Pemerintah Dapat 3 Catatan terkait Utang Negara

Ilustrasi. FOTO: Medcom.id

Pemerintah Dapat 3 Catatan terkait Utang Negara

Angga Bratadharma • 14 June 2023 13:01

Jakarta: Anggota Komisi XI DPR RI Marwan Cik Asan memberikan beberapa catatan terkait dengan pengelolaan utang negara, mulai dari besarnya Sisa Lebih Pembiayaan Anggaran (SILPA) setiap tahun, tingginya yield dibandingkan dengan negara ASEAN, hingga kulminasi utang di masa depan.

Hal itu dikatakan Marwan saat Komisi XI DPR RI menggelar Rapat Dengar Pendapat (RDP) dengan beberapa pejabat eselon I di lingkungan Kementerian Keuangan RI dalam agenda pembahasan Rencana Kerja dan Anggaran Tahun 2024.

"Saya ingin memberikan beberapa penekanan, karena bagaimanapun juga pagu indikatif dan rencana kerja ini kita buat, untuk membuat Kementerian Keuangan terutama dirjen terkait dengan pembiayaan dan risiko ini perform dalam mengelola utang kita. Salah satu tugasnya seperti itu,” tutur Marwan, dikutip dari keterangan tertulisnya, Rabu, 14 Juni 2023.

Dalam rapat tersebut, ia mengingatkan setiap tahunnya terdapat SILPA yang cukup besar padahal uang tersebut didapatkan dari pembiayaan utang. Marwan mencontohkan SILPA pada 2020 menembus Rp245 triliun, SILPA di 2021 sebesar Rp84,9 triliun, dan sebesar Rp111 triliun untuk SILPA 2022.

"Ini kan sederhananya kita ngomong ini uang sisa yang tidak terpakai, padahal sejatinya uang ini kita peroleh dari pembiayaan artinya dari utang. Nah ini tentu tidak di pure Bapak, tentu yang belanja juga harus dimarahi, karena kenapa sudah utang kok tidak belanja, kan gitu?" tegasnya.

"Tetapi ini bagian dari evaluasi kita, makin besar SILPA yang tersisa dari APBN kita berarti makin besar juga uang hasil pinjaman yang tidak kita pakai dan ini adalah uang yang berbunga," tambahnya.

Tingginya imbal hasil investasi

Hal lain yang menjadi penekanan adalah mengenai tingginya yield atau imbal hasil investasi.
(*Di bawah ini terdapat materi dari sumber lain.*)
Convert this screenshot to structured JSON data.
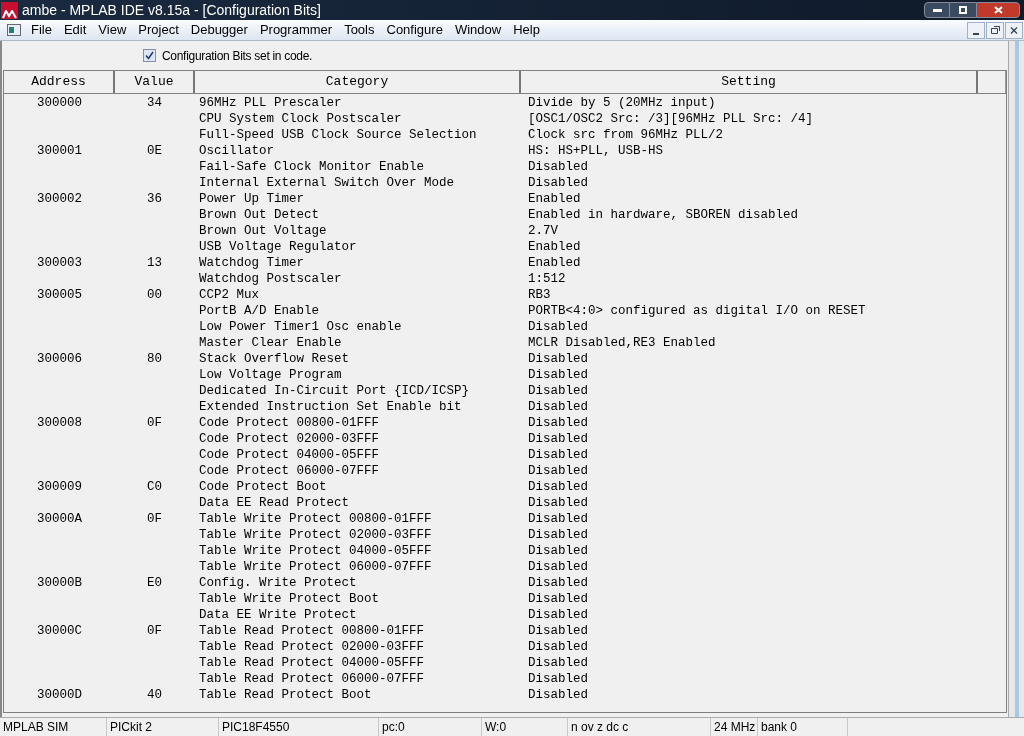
{
  "window": {
    "title": "ambe - MPLAB IDE v8.15a - [Configuration Bits]"
  },
  "menu": [
    "File",
    "Edit",
    "View",
    "Project",
    "Debugger",
    "Programmer",
    "Tools",
    "Configure",
    "Window",
    "Help"
  ],
  "option": {
    "label": "Configuration Bits set in code.",
    "checked": true
  },
  "table": {
    "columns": [
      "Address",
      "Value",
      "Category",
      "Setting"
    ],
    "rows": [
      {
        "address": "300000",
        "value": "34",
        "category": "96MHz PLL Prescaler",
        "setting": "Divide by 5 (20MHz input)"
      },
      {
        "category": "CPU System Clock Postscaler",
        "setting": "[OSC1/OSC2 Src: /3][96MHz PLL Src: /4]"
      },
      {
        "category": "Full-Speed USB Clock Source Selection",
        "setting": "Clock src from 96MHz PLL/2"
      },
      {
        "address": "300001",
        "value": "0E",
        "category": "Oscillator",
        "setting": "HS: HS+PLL, USB-HS"
      },
      {
        "category": "Fail-Safe Clock Monitor Enable",
        "setting": "Disabled"
      },
      {
        "category": "Internal External Switch Over Mode",
        "setting": "Disabled"
      },
      {
        "address": "300002",
        "value": "36",
        "category": "Power Up Timer",
        "setting": "Enabled"
      },
      {
        "category": "Brown Out Detect",
        "setting": "Enabled in hardware, SBOREN disabled"
      },
      {
        "category": "Brown Out Voltage",
        "setting": "2.7V"
      },
      {
        "category": "USB Voltage Regulator",
        "setting": "Enabled"
      },
      {
        "address": "300003",
        "value": "13",
        "category": "Watchdog Timer",
        "setting": "Enabled"
      },
      {
        "category": "Watchdog Postscaler",
        "setting": "1:512"
      },
      {
        "address": "300005",
        "value": "00",
        "category": "CCP2 Mux",
        "setting": "RB3"
      },
      {
        "category": "PortB A/D Enable",
        "setting": "PORTB<4:0> configured as digital I/O on RESET"
      },
      {
        "category": "Low Power Timer1 Osc enable",
        "setting": "Disabled"
      },
      {
        "category": "Master Clear Enable",
        "setting": "MCLR Disabled,RE3 Enabled"
      },
      {
        "address": "300006",
        "value": "80",
        "category": "Stack Overflow Reset",
        "setting": "Disabled"
      },
      {
        "category": "Low Voltage Program",
        "setting": "Disabled"
      },
      {
        "category": "Dedicated In-Circuit Port {ICD/ICSP}",
        "setting": "Disabled"
      },
      {
        "category": "Extended Instruction Set Enable bit",
        "setting": "Disabled"
      },
      {
        "address": "300008",
        "value": "0F",
        "category": "Code Protect 00800-01FFF",
        "setting": "Disabled"
      },
      {
        "category": "Code Protect 02000-03FFF",
        "setting": "Disabled"
      },
      {
        "category": "Code Protect 04000-05FFF",
        "setting": "Disabled"
      },
      {
        "category": "Code Protect 06000-07FFF",
        "setting": "Disabled"
      },
      {
        "address": "300009",
        "value": "C0",
        "category": "Code Protect Boot",
        "setting": "Disabled"
      },
      {
        "category": "Data EE Read Protect",
        "setting": "Disabled"
      },
      {
        "address": "30000A",
        "value": "0F",
        "category": "Table Write Protect 00800-01FFF",
        "setting": "Disabled"
      },
      {
        "category": "Table Write Protect 02000-03FFF",
        "setting": "Disabled"
      },
      {
        "category": "Table Write Protect 04000-05FFF",
        "setting": "Disabled"
      },
      {
        "category": "Table Write Protect 06000-07FFF",
        "setting": "Disabled"
      },
      {
        "address": "30000B",
        "value": "E0",
        "category": "Config. Write Protect",
        "setting": "Disabled"
      },
      {
        "category": "Table Write Protect Boot",
        "setting": "Disabled"
      },
      {
        "category": "Data EE Write Protect",
        "setting": "Disabled"
      },
      {
        "address": "30000C",
        "value": "0F",
        "category": "Table Read Protect 00800-01FFF",
        "setting": "Disabled"
      },
      {
        "category": "Table Read Protect 02000-03FFF",
        "setting": "Disabled"
      },
      {
        "category": "Table Read Protect 04000-05FFF",
        "setting": "Disabled"
      },
      {
        "category": "Table Read Protect 06000-07FFF",
        "setting": "Disabled"
      },
      {
        "address": "30000D",
        "value": "40",
        "category": "Table Read Protect Boot",
        "setting": "Disabled"
      }
    ]
  },
  "status_bar": [
    "MPLAB SIM",
    "PICkit 2",
    "PIC18F4550",
    "pc:0",
    "W:0",
    "n ov z dc c",
    "24 MHz",
    "bank 0"
  ]
}
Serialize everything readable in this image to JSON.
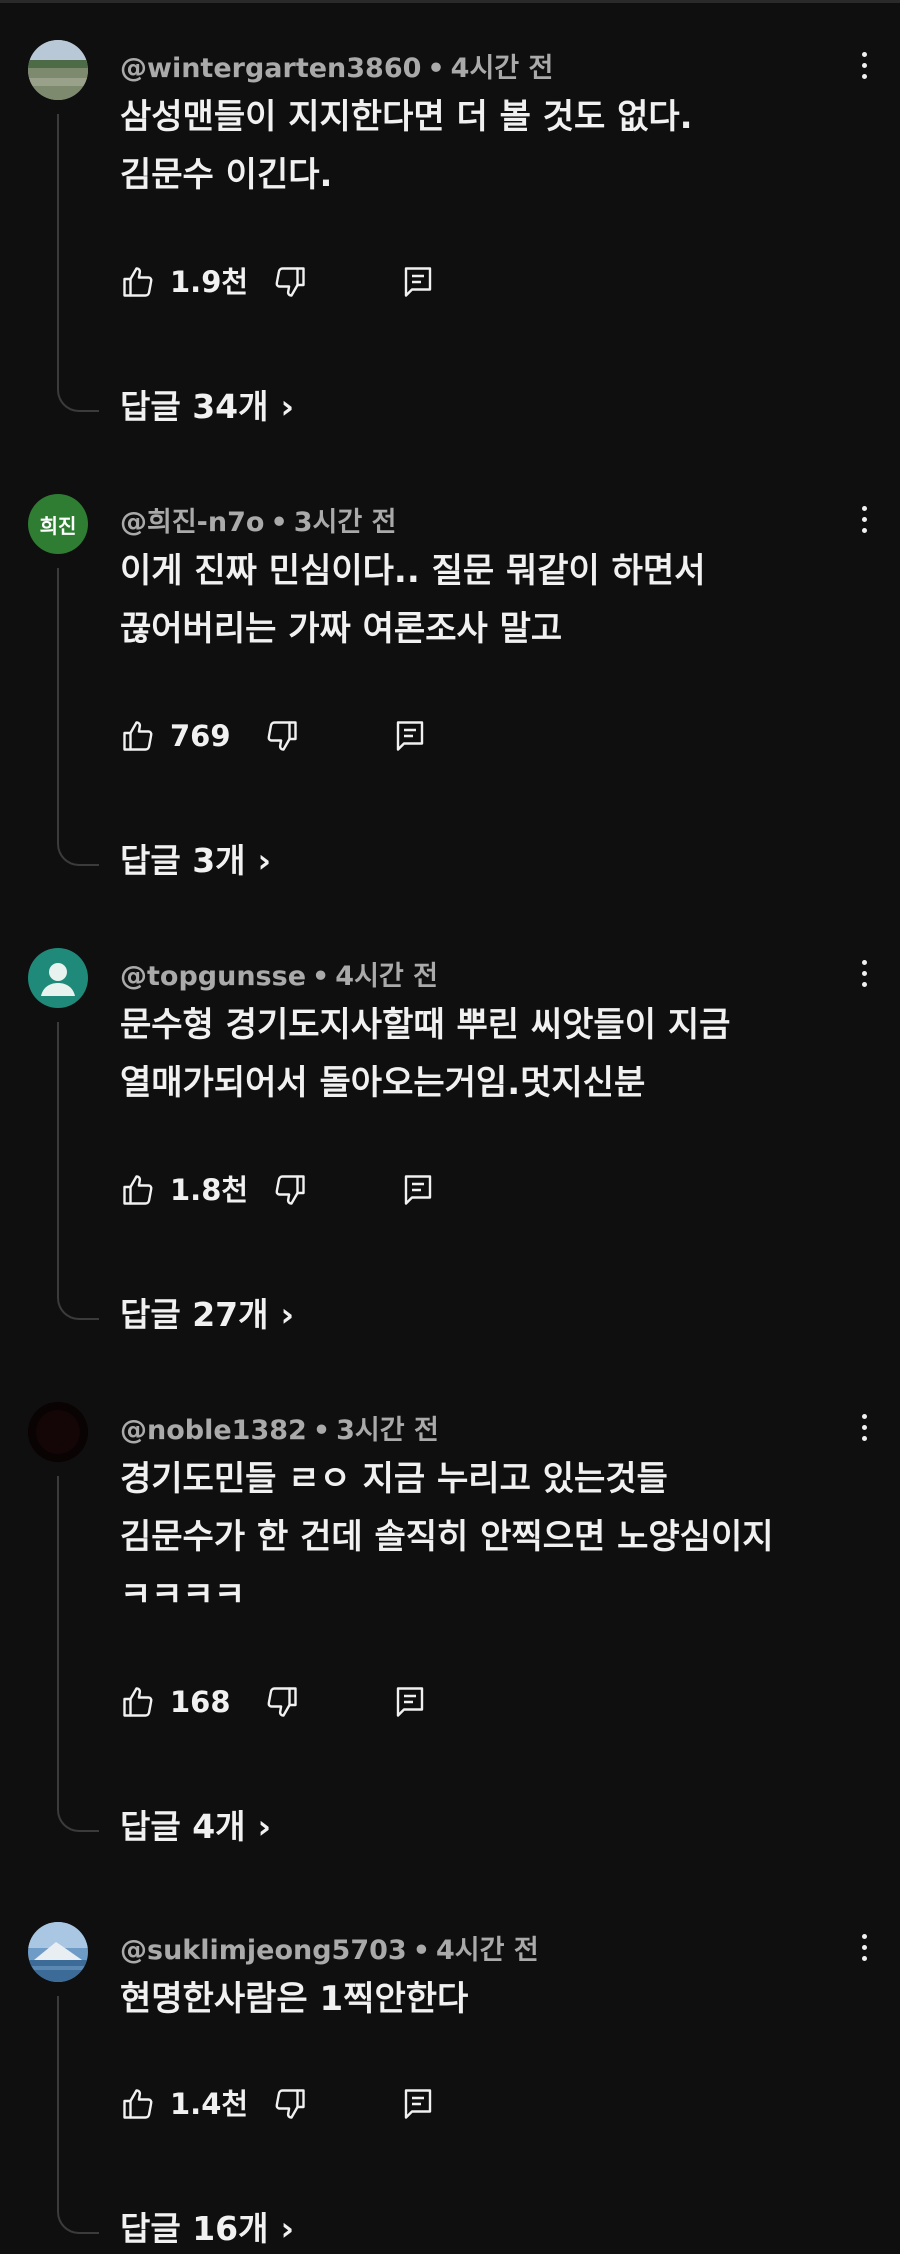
{
  "comments": [
    {
      "handle": "@wintergarten3860",
      "separator": "•",
      "time": "4시간 전",
      "lines": [
        "삼성맨들이 지지한다면 더 볼 것도 없다.",
        "김문수 이긴다."
      ],
      "likes": "1.9천",
      "replies": "답글 34개",
      "avatar": "landscape-photo"
    },
    {
      "handle": "@희진-n7o",
      "separator": "•",
      "time": "3시간 전",
      "lines": [
        "이게 진짜 민심이다.. 질문 뭐같이 하면서",
        "끊어버리는 가짜 여론조사 말고"
      ],
      "likes": "769",
      "replies": "답글 3개",
      "avatar_text": "희진",
      "avatar_color": "#2e7d32"
    },
    {
      "handle": "@topgunsse",
      "separator": "•",
      "time": "4시간 전",
      "lines": [
        "문수형 경기도지사할때 뿌린 씨앗들이 지금",
        "열매가되어서 돌아오는거임.멋지신분"
      ],
      "likes": "1.8천",
      "replies": "답글 27개",
      "avatar": "default-person",
      "avatar_color": "#1f8a79"
    },
    {
      "handle": "@noble1382",
      "separator": "•",
      "time": "3시간 전",
      "lines": [
        "경기도민들 ㄹㅇ 지금 누리고 있는것들",
        "김문수가 한 건데 솔직히 안찍으면 노양심이지",
        "ㅋㅋㅋㅋ"
      ],
      "likes": "168",
      "replies": "답글 4개",
      "avatar": "dark-photo"
    },
    {
      "handle": "@suklimjeong5703",
      "separator": "•",
      "time": "4시간 전",
      "lines": [
        "현명한사람은 1찍안한다"
      ],
      "likes": "1.4천",
      "replies": "답글 16개",
      "avatar": "mountain-photo"
    }
  ],
  "icons": {
    "like": "thumbs-up-icon",
    "dislike": "thumbs-down-icon",
    "reply": "comment-reply-icon",
    "more": "more-vertical-icon",
    "chevron": "chevron-right-icon"
  },
  "chevron_glyph": "›",
  "colors": {
    "background": "#0f0f0f",
    "text": "#f1f1f1",
    "meta": "#aaaaaa",
    "thread": "#3b3b3b"
  }
}
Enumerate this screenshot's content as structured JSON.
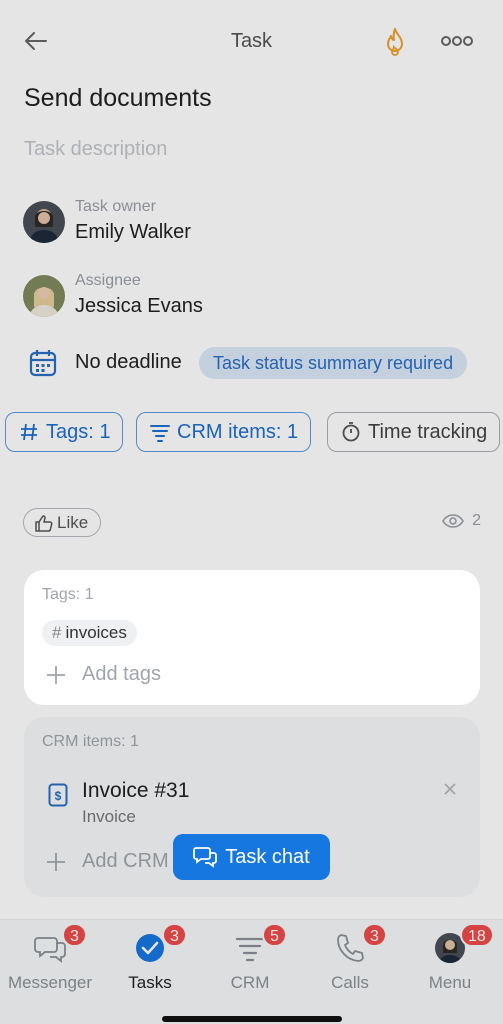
{
  "header": {
    "title": "Task"
  },
  "task": {
    "title": "Send documents",
    "description_placeholder": "Task description"
  },
  "owner": {
    "role": "Task owner",
    "name": "Emily Walker"
  },
  "assignee": {
    "role": "Assignee",
    "name": "Jessica Evans"
  },
  "deadline": {
    "text": "No deadline",
    "status_badge": "Task status summary required"
  },
  "chips": [
    {
      "label": "Tags: 1",
      "icon": "hash-icon"
    },
    {
      "label": "CRM items: 1",
      "icon": "funnel-icon"
    },
    {
      "label": "Time tracking",
      "icon": "stopwatch-icon"
    }
  ],
  "like": {
    "label": "Like",
    "views": "2"
  },
  "tags_card": {
    "title": "Tags: 1",
    "tags": [
      "invoices"
    ],
    "add_label": "Add tags"
  },
  "crm_card": {
    "title": "CRM items: 1",
    "item": {
      "name": "Invoice #31",
      "type": "Invoice"
    },
    "add_label": "Add CRM"
  },
  "chat_button": {
    "label": "Task chat"
  },
  "bottom_nav": [
    {
      "label": "Messenger",
      "badge": "3",
      "icon": "chat-bubbles-icon",
      "active": false
    },
    {
      "label": "Tasks",
      "badge": "3",
      "icon": "check-circle-icon",
      "active": true
    },
    {
      "label": "CRM",
      "badge": "5",
      "icon": "funnel-icon",
      "active": false
    },
    {
      "label": "Calls",
      "badge": "3",
      "icon": "phone-icon",
      "active": false
    },
    {
      "label": "Menu",
      "badge": "18",
      "icon": "avatar-icon",
      "active": false
    }
  ],
  "colors": {
    "accent": "#1677e0",
    "fire": "#f0a030",
    "badge": "#ee4b4b",
    "status_badge_bg": "#dbe8f6"
  }
}
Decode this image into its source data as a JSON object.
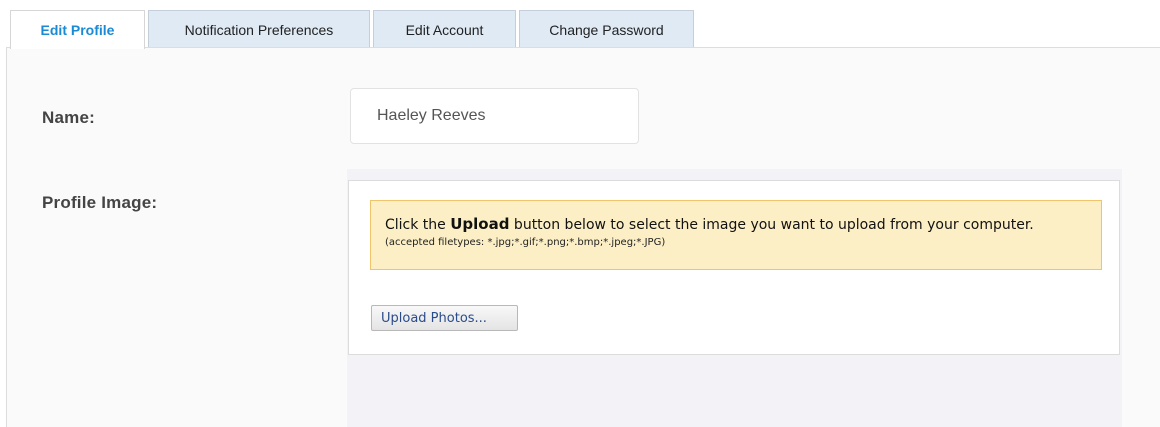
{
  "tabs": [
    {
      "label": "Edit Profile",
      "active": true
    },
    {
      "label": "Notification Preferences",
      "active": false
    },
    {
      "label": "Edit Account",
      "active": false
    },
    {
      "label": "Change Password",
      "active": false
    }
  ],
  "form": {
    "name_label": "Name:",
    "name_value": "Haeley Reeves",
    "profile_image_label": "Profile Image:"
  },
  "upload": {
    "notice_prefix": "Click the ",
    "notice_bold": "Upload",
    "notice_suffix": " button below to select the image you want to upload from your computer.",
    "accepted_types": "(accepted filetypes: *.jpg;*.gif;*.png;*.bmp;*.jpeg;*.JPG)",
    "button_label": "Upload Photos..."
  },
  "colors": {
    "active_tab_text": "#1a8ad4",
    "inactive_tab_bg": "#dfeaf5",
    "notice_bg": "#fcefc6",
    "notice_border": "#f0c46b",
    "upload_button_text": "#2b4c8a"
  }
}
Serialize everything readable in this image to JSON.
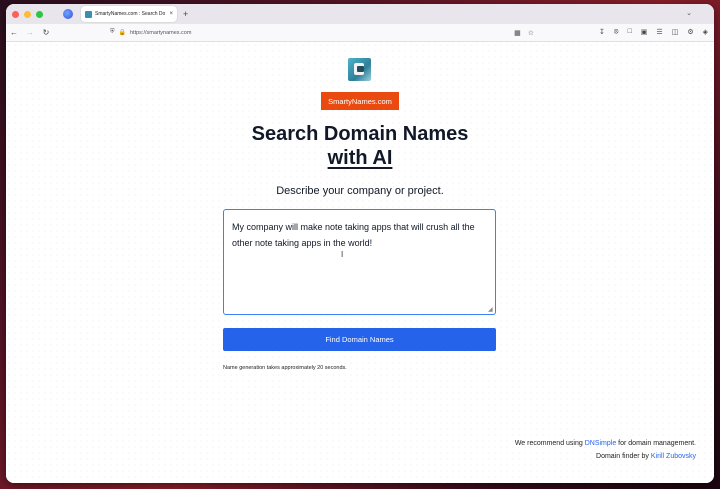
{
  "browser": {
    "tab_title": "SmartyNames.com : Search Do",
    "tab_close": "×",
    "new_tab": "+",
    "url": "https://smartynames.com"
  },
  "page": {
    "badge": "SmartyNames.com",
    "title_line1": "Search Domain Names",
    "title_line2": "with AI",
    "subtitle": "Describe your company or project.",
    "description_value": "My company will make note taking apps that will crush all the other note taking apps in the world!",
    "find_button": "Find Domain Names",
    "note": "Name generation takes approximately 20 seconds.",
    "footer_recommend_prefix": "We recommend using ",
    "footer_recommend_link": "DNSimple",
    "footer_recommend_suffix": " for domain management.",
    "footer_finder_prefix": "Domain finder by ",
    "footer_finder_link": "Kirill Zubovsky"
  },
  "colors": {
    "badge": "#ea4a10",
    "button": "#2563eb",
    "link": "#2563eb",
    "focus_border": "#3b82f6"
  }
}
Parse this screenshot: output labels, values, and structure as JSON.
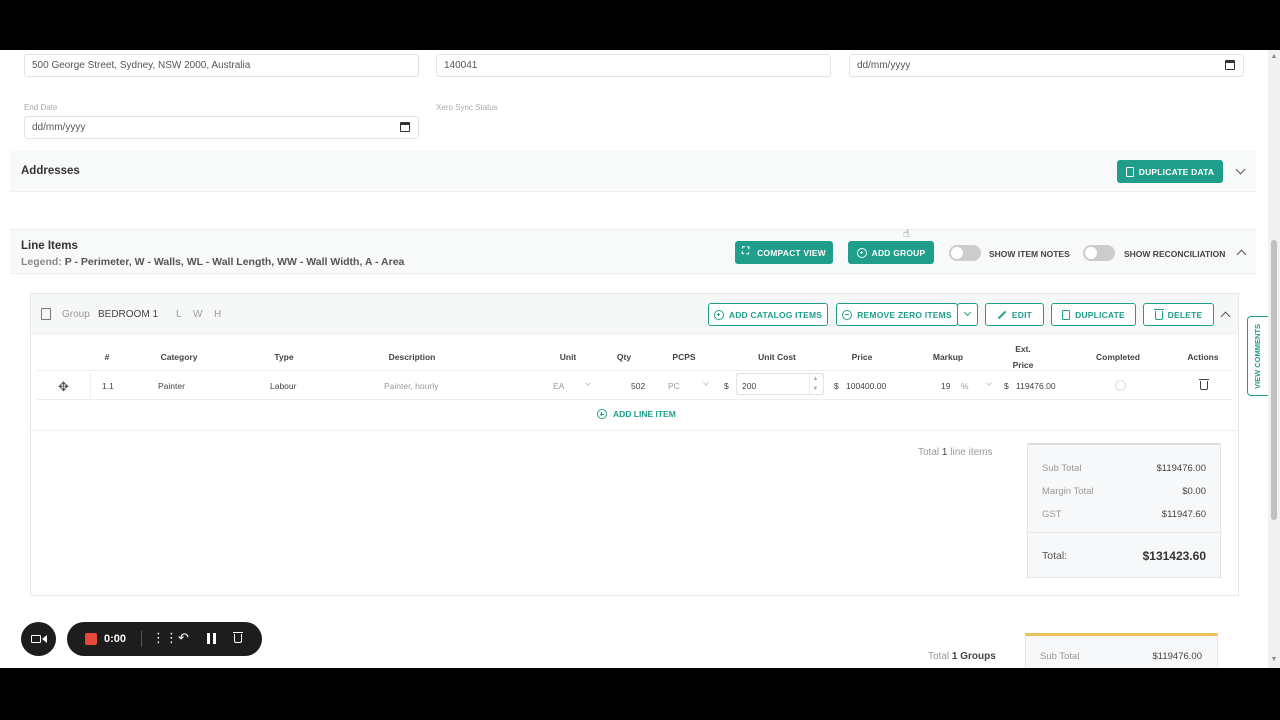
{
  "form": {
    "address_value": "500 George Street, Sydney, NSW 2000, Australia",
    "number_value": "140041",
    "start_date_placeholder": "dd/mm/yyyy",
    "end_date_label": "End Date",
    "end_date_placeholder": "dd/mm/yyyy",
    "xero_sync_label": "Xero Sync Status"
  },
  "addresses": {
    "title": "Addresses",
    "duplicate_label": "DUPLICATE DATA"
  },
  "line_items": {
    "title": "Line Items",
    "legend_label": "Legend:",
    "legend_text": "P - Perimeter, W - Walls, WL - Wall Length, WW - Wall Width, A - Area",
    "compact_view_label": "COMPACT VIEW",
    "add_group_label": "ADD GROUP",
    "show_item_notes_label": "SHOW ITEM NOTES",
    "show_reconciliation_label": "SHOW RECONCILIATION"
  },
  "group": {
    "label": "Group",
    "name": "BEDROOM 1",
    "dims": [
      "L",
      "W",
      "H"
    ],
    "add_catalog_label": "ADD CATALOG ITEMS",
    "remove_zero_label": "REMOVE ZERO ITEMS",
    "edit_label": "EDIT",
    "duplicate_label": "DUPLICATE",
    "delete_label": "DELETE",
    "columns": [
      "#",
      "Category",
      "Type",
      "Description",
      "Unit",
      "Qty",
      "PCPS",
      "Unit Cost",
      "Price",
      "Markup",
      "Ext.",
      "Price",
      "Completed",
      "Actions"
    ],
    "row": {
      "num": "1.1",
      "category": "Painter",
      "type": "Labour",
      "description": "Painter, hourly",
      "unit": "EA",
      "qty": "502",
      "pcps": "PC",
      "currency": "$",
      "unit_cost": "200",
      "price": "100400.00",
      "markup": "19",
      "markup_unit": "%",
      "ext_price": "119476.00"
    },
    "add_line_item_label": "ADD LINE ITEM",
    "total_prefix": "Total",
    "total_count": "1",
    "total_suffix": "line items"
  },
  "group_summary": {
    "sub_total_label": "Sub Total",
    "sub_total_value": "$119476.00",
    "margin_total_label": "Margin Total",
    "margin_total_value": "$0.00",
    "gst_label": "GST",
    "gst_value": "$11947.60",
    "total_label": "Total:",
    "total_value": "$131423.60"
  },
  "grand": {
    "total_prefix": "Total",
    "total_count": "1",
    "total_suffix": "Groups",
    "sub_total_label": "Sub Total",
    "sub_total_value": "$119476.00"
  },
  "recorder": {
    "time": "0:00"
  },
  "side_tab": {
    "label": "VIEW COMMENTS"
  },
  "colors": {
    "accent": "#1f9e8c",
    "summary_top_border": "#e8c25a"
  }
}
Marwan menilai imbal hasil yang ada di Indonesia terbilang sangat tinggi jika dibandingkan dengan negara lain di Asia Tenggara.

Sebelumnya, Dirjen PPR menyampaikan bahwa dengan ajuan pagu indikatif Rp21,39 miliar untuk ‘Program Perbendaharaan, Kekayaan Negara dan Risiko’ maka ditetapkan target imbal hasil Surat Berharga Negara sebesar (6,49-6,91 persen) sebagai indikator program.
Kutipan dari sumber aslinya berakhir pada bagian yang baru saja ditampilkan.